Alistair Darling’s suggestion that income tax might be devolved (entirely!) to Scotland as part of a new post-referendum “settlement” was, understandably, the headline part of his Scotland on Sunday interview at the weekend. But his views on the Greek crisis were even more candid:
His assessment of the Greek crisis is astonishingly frank. “The policy they [European leaders] are pursuing towards Greece is sheer lunacy. Nobody actually believes it will work privately, if you speak to people.” Even if everything worked, he notes that Greece would still have debts worth 120 per cent of its national income. “It will still leave the country so indebted and so crippled that it will never pay its way. Frankly, the solution is that it is going to default and the only question in my mind is does it do it in an orderly way, or does it do it in a disorderly way.” Of course the Greeks have fiddled their books and leaders such as Germany’s Angela Merkel have every right to be angry. “I understand all that, but I think to visit on a country like Greece frankly something that would have been worthy of the Treaty of Versailles is absolutely ludicrous. It just isn’t going to work. And the risk is, of course, that if something goes wrong in Greece, then it spreads around the rest of the Mediterranean and Ireland.”

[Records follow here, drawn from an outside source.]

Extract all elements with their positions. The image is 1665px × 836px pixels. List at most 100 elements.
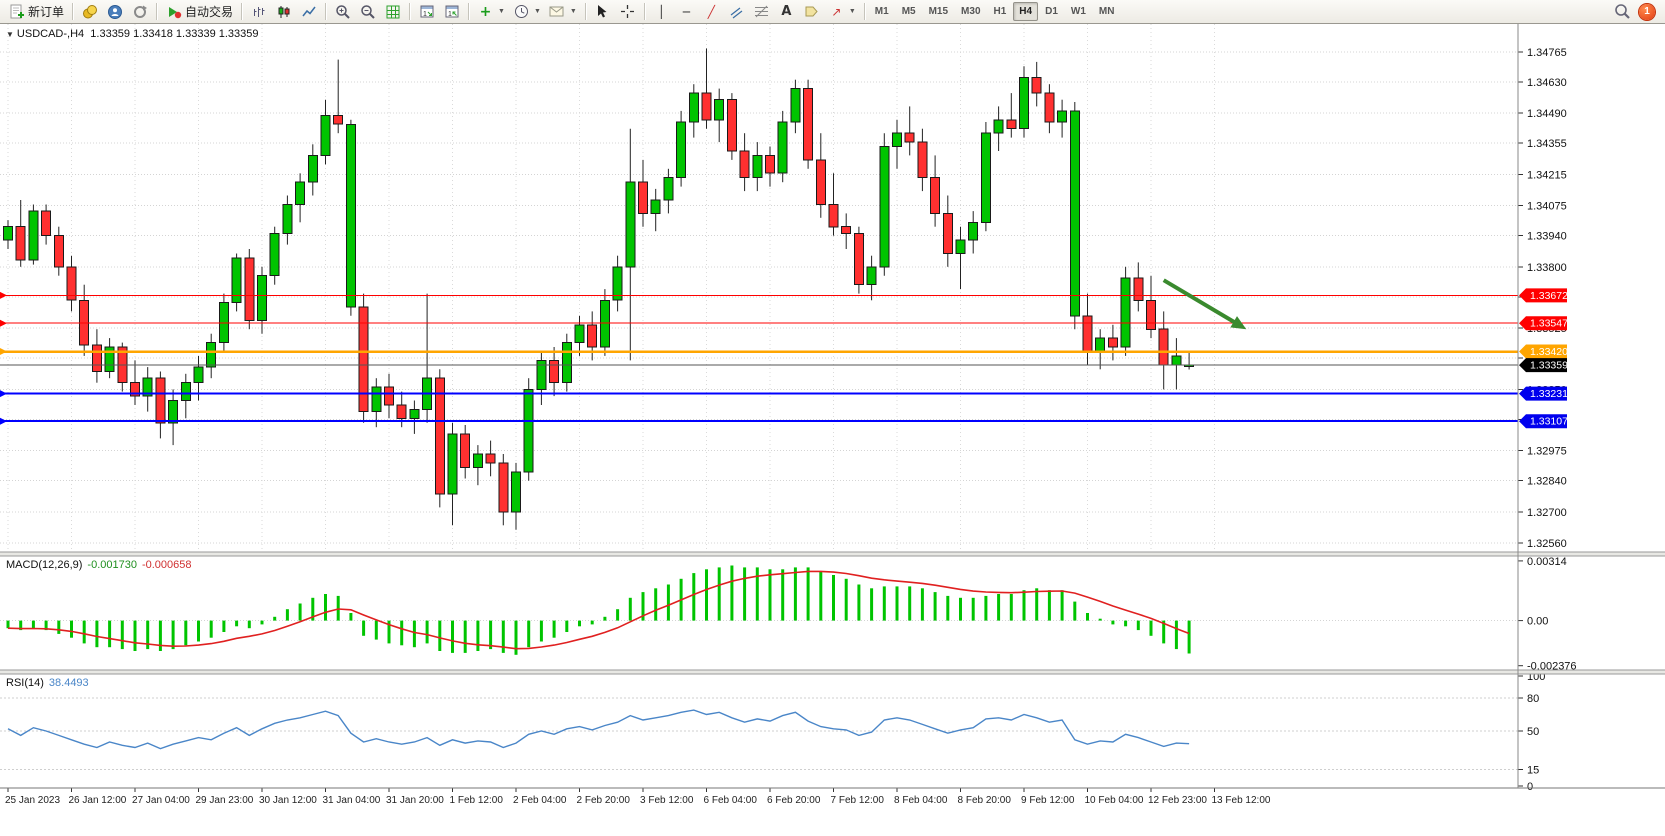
timeframe-button-h4[interactable]: H4	[1013, 2, 1039, 21]
coins-icon	[81, 3, 98, 20]
text-tool-button[interactable]: A	[774, 1, 799, 23]
timeframe-button-d1[interactable]: D1	[1045, 6, 1058, 17]
candle	[904, 132, 915, 143]
timeframe-button-m5[interactable]: M5	[901, 6, 916, 17]
chart-title: ▼ USDCAD-,H4 1.33359 1.33418 1.33339 1.33…	[6, 28, 259, 40]
auto-trading-button[interactable]: 自动交易	[161, 1, 237, 23]
chart-canvas[interactable]: 1.34765 1.34630 1.34490 1.34355 1.34215 1.340…	[0, 24, 1665, 817]
zoom-out-button[interactable]	[355, 1, 380, 23]
candlestick-chart-button[interactable]	[271, 1, 296, 23]
vertical-line-tool-button[interactable]: │	[649, 1, 674, 23]
trendline-tool-button[interactable]: ╱	[699, 1, 724, 23]
profile-button[interactable]	[102, 1, 127, 23]
separator	[584, 3, 586, 20]
timeframe-button-m15[interactable]: M15	[928, 6, 949, 17]
timeframe-button-m30[interactable]: M30	[961, 6, 981, 17]
chart-collapse-icon[interactable]: ▼	[6, 30, 14, 39]
zoom-in-button[interactable]	[330, 1, 355, 23]
dropdown-caret-icon: ▼	[533, 8, 541, 15]
line-chart-button[interactable]	[296, 1, 321, 23]
candle	[168, 400, 179, 424]
arrange-chart-button-2[interactable]: 1	[439, 1, 464, 23]
chart-area[interactable]: 1.34765 1.34630 1.34490 1.34355 1.34215 1.340…	[0, 24, 1665, 812]
svg-text:1.33359: 1.33359	[1530, 360, 1568, 372]
new-order-button[interactable]: 新订单	[4, 1, 68, 23]
separator	[863, 3, 865, 20]
svg-text:1.33800: 1.33800	[1527, 262, 1567, 274]
candle	[790, 88, 801, 123]
svg-text:1: 1	[423, 11, 427, 18]
tile-windows-button[interactable]	[380, 1, 405, 23]
candle	[1146, 299, 1156, 330]
candle	[815, 159, 826, 205]
dropdown-caret-icon: ▼	[569, 8, 577, 15]
candle	[688, 92, 699, 123]
notification-badge[interactable]: 1	[1639, 3, 1655, 20]
period-selector-button[interactable]: ▼	[509, 1, 545, 23]
candle	[980, 132, 991, 223]
candle	[472, 453, 483, 468]
refresh-button[interactable]	[127, 1, 152, 23]
candle	[739, 150, 750, 179]
candle	[218, 302, 229, 344]
candle	[714, 99, 725, 121]
candle	[3, 226, 13, 241]
candle	[993, 119, 1004, 134]
coins-button[interactable]	[77, 1, 102, 23]
svg-text:1 Feb 12:00: 1 Feb 12:00	[450, 795, 504, 806]
bar-chart-button[interactable]	[246, 1, 271, 23]
candle	[866, 266, 877, 286]
svg-text:50: 50	[1527, 726, 1539, 738]
main-toolbar: 新订单 自动交易 1 1 + ▼ ▼ ▼ │ ─ ╱ A	[0, 0, 1665, 24]
svg-text:1.33420: 1.33420	[1530, 346, 1568, 358]
candle	[803, 88, 814, 161]
horizontal-line-tool-button[interactable]: ─	[674, 1, 699, 23]
template-icon	[549, 3, 566, 20]
separator	[72, 3, 74, 20]
price-badge	[1519, 344, 1567, 359]
label-tag-icon	[803, 3, 820, 20]
separator	[325, 3, 327, 20]
candle	[663, 177, 674, 201]
cursor-button[interactable]	[590, 1, 615, 23]
channel-tool-button[interactable]	[724, 1, 749, 23]
candle	[917, 141, 928, 179]
candle	[1120, 277, 1131, 348]
svg-text:1.33940: 1.33940	[1527, 231, 1567, 243]
svg-text:1.34075: 1.34075	[1527, 201, 1567, 213]
search-icon[interactable]	[1614, 3, 1631, 20]
svg-text:1.33107: 1.33107	[1530, 416, 1568, 428]
svg-text:1.34630: 1.34630	[1527, 77, 1567, 89]
timeframe-button-mn[interactable]: MN	[1098, 6, 1115, 17]
timeframe-button-w1[interactable]: W1	[1070, 6, 1086, 17]
price-badge	[1519, 414, 1567, 429]
candle	[549, 359, 560, 384]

He adds: “You have to say this country is bust, and rather like a bust company, what do you to sort it out? They are going to have to do that sooner or later. Every fix they have come up with has fallen apart and it has begun to fall apart more regularly now – it used to be several months before the next crisis, but it is now on a more regular basis. The policy of austerity alone is never going to sort out Europe’s problems. Europe’s growth has stalled.”
Emphasis added. No-one else seems to think the latest Greek deal will work either so muddling through and hoping Mr Micawber’s wisdom will prevail in Athens is just about the best anyone can do. But if, as Darling suggests, even the people backing this measure in public do not believe in it privately then, presumably, someone must be preparing an alternative? Except that admitting an alternative – however politically or economically toxic it might be – would hasten the demise of the latest deal so no-one can contemplate an alternative, far less prepare one. Right? So everyone must pretend a confidence they do not have and hope that nothing happens to call that bet since any call will reveal it to be a bluff.
Meanwhile, shares in Darling Inc have risen so much on the domestic market that I wonder how much more credible, strange as it may seem, Labour might be if he, not Ed Miliband, had succeeded Gordon Brown. That would have been tricky, given Darling’s own record in office, but he’s distanced himself from his former master quite successfully and, frankly, looks more like a potential Prime Minister than poor Mr Miliband. Of course, perhaps this is just another example of politicians seeming more impressive once they abandon their ambitions for high office.